Perhaps the point is in the narrow "specialization" of most biological markers, which are indicative only in "their" area. Lipid concentrations are closely associated with obesity, MRI of the brain - with intelligence, telomere length - with regeneration, and so on. But, if this is so, can we judge the risks to the body as a whole by the age of one organ or organ system?
Strictly speaking, we are not sure that all parts of the human body age at the same rate, and in order to talk about this, we need to have a common aging parameter for all. For example, epigenetically, most tissues (though not all) are about the same age, but the number of senescent cells in them is different.
In this sense, it is interesting to observe patients who have undergone a blood transfusion or organ transplant - after that, cells of different biological ages are found in their bodies. Measurements show that being in the same body does not smooth out the age difference. And if the donor was younger than the recipient, then his cells continue to live in their own time, remaining younger than the surrounding tissues - at least according to the epigenetic clock.

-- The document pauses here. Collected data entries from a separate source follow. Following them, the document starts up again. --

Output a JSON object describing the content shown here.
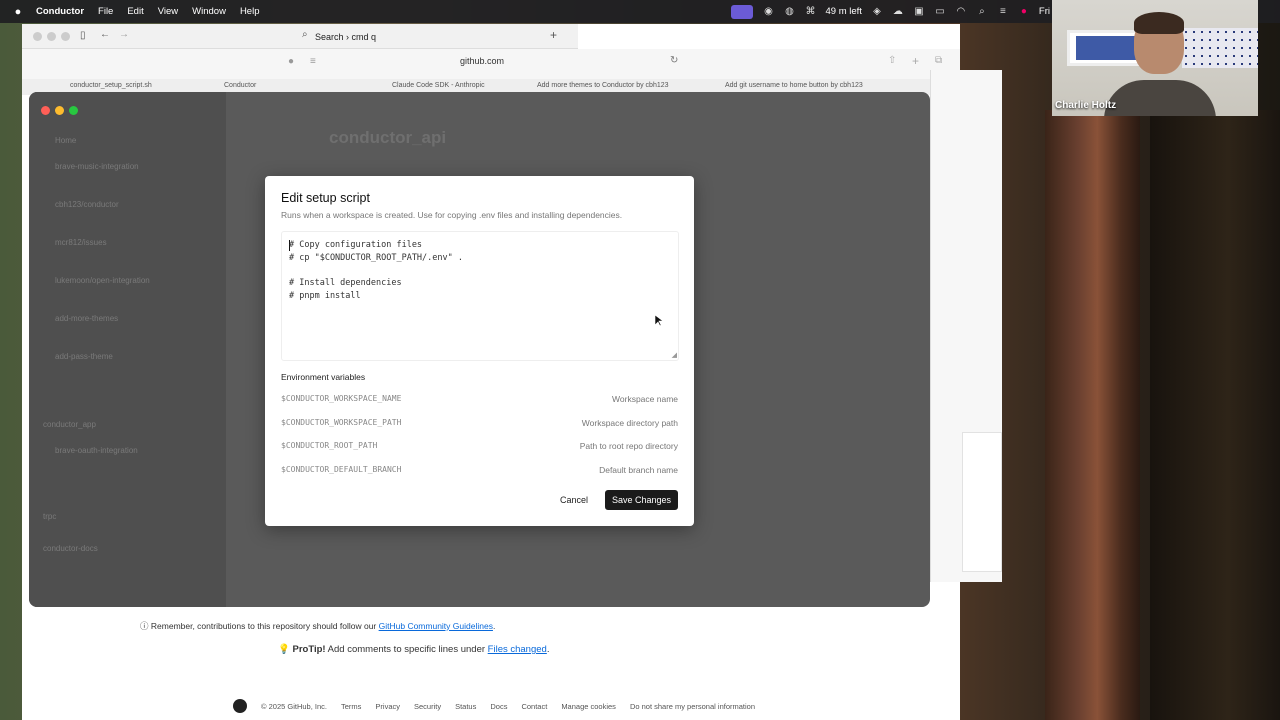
{
  "menubar": {
    "app_name": "Conductor",
    "items": [
      "File",
      "Edit",
      "View",
      "Window",
      "Help"
    ],
    "battery_text": "49 m left",
    "clock_text": "Fri"
  },
  "video_call": {
    "participant_name": "Charlie Holtz"
  },
  "browser": {
    "search_title": "Search › cmd q",
    "url": "github.com",
    "tabs": [
      "conductor_setup_script.sh",
      "Conductor",
      "Claude Code SDK - Anthropic",
      "Add more themes to Conductor by cbh123",
      "Add git username to home button by cbh123"
    ]
  },
  "github": {
    "remember_prefix": "Remember, contributions to this repository should follow our ",
    "remember_link": "GitHub Community Guidelines",
    "remember_suffix": ".",
    "protip_bold": "ProTip!",
    "protip_text": " Add comments to specific lines under ",
    "protip_link": "Files changed",
    "protip_suffix": ".",
    "footer": {
      "copyright": "© 2025 GitHub, Inc.",
      "links": [
        "Terms",
        "Privacy",
        "Security",
        "Status",
        "Docs",
        "Contact",
        "Manage cookies",
        "Do not share my personal information"
      ]
    }
  },
  "conductor": {
    "main_title": "conductor_api",
    "sidebar": {
      "home": "Home",
      "items": [
        "brave-music-integration",
        "cbh123/conductor",
        "mcr812/issues",
        "lukemoon/open-integration",
        "add-more-themes",
        "add-pass-theme"
      ],
      "repo2": "conductor_app",
      "repo2_items": [
        "brave-oauth-integration"
      ],
      "repo3": "trpc",
      "repo4": "conductor-docs"
    }
  },
  "modal": {
    "title": "Edit setup script",
    "description": "Runs when a workspace is created. Use for copying .env files and installing dependencies.",
    "script_lines": [
      "# Copy configuration files",
      "# cp \"$CONDUCTOR_ROOT_PATH/.env\" .",
      "",
      "# Install dependencies",
      "# pnpm install"
    ],
    "env_heading": "Environment variables",
    "env_vars": [
      {
        "name": "$CONDUCTOR_WORKSPACE_NAME",
        "description": "Workspace name"
      },
      {
        "name": "$CONDUCTOR_WORKSPACE_PATH",
        "description": "Workspace directory path"
      },
      {
        "name": "$CONDUCTOR_ROOT_PATH",
        "description": "Path to root repo directory"
      },
      {
        "name": "$CONDUCTOR_DEFAULT_BRANCH",
        "description": "Default branch name"
      }
    ],
    "cancel_label": "Cancel",
    "save_label": "Save Changes"
  }
}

One way or another, a single measure for all organs does not yet exist, just as there is no single biomarker suitable for all experiments. Each parameter used solves its specific problem; in some studies, researchers are specifically looking for separate markers for different areas of the body's life. And this has its own logic: the more specific parameter we measure, the better we understand how it is formed and under the influence of which it can change.
When we try to find one marker for the whole organism, the question immediately arises: what exactly are we actually measuring? Telomeres indicate whether cells are ready to divide, the epigenetic clock indicates how well a cell is repairing its DNA or how well genes are kept untwisted. These two markers almost never coincide with each other in predictions. Perhaps this suggests that each marker measures the thickness of its own pillar of aging - and then it makes no sense to try to link them together.
This is probably the problem of biohackers, who are trying to measure many parameters of their body and adjust them to "optimal" values. There are an incredible number of markers, and each of them individually may mean nothing (just as each individual region of methylated DNA is practically not associated with biological age) or give results that do not coincide with other predictions. Therefore, it is unlikely that we will one day be able to find one specific parameter that will answer all our questions.
We find ourselves at a dead end: it is impossible to find one marker, the same for all, and many smaller markers are still poorly consistent with each other and do not provide biological explanations. This is the same problem that confronts fighters against aging: it seems that we are no longer destined to open one magic pill, and it is hardly possible to fix everything in parts, as Aubrey de Gray suggests. The list of changes that we have compiled on the pages of this part leaves no hope for an easy repair. In the next part we will try to find a middle ground and talk about how the search for the causes of aging helps to find out what can be done with it and which recipe for the "elixir of youth" seems most plausible today.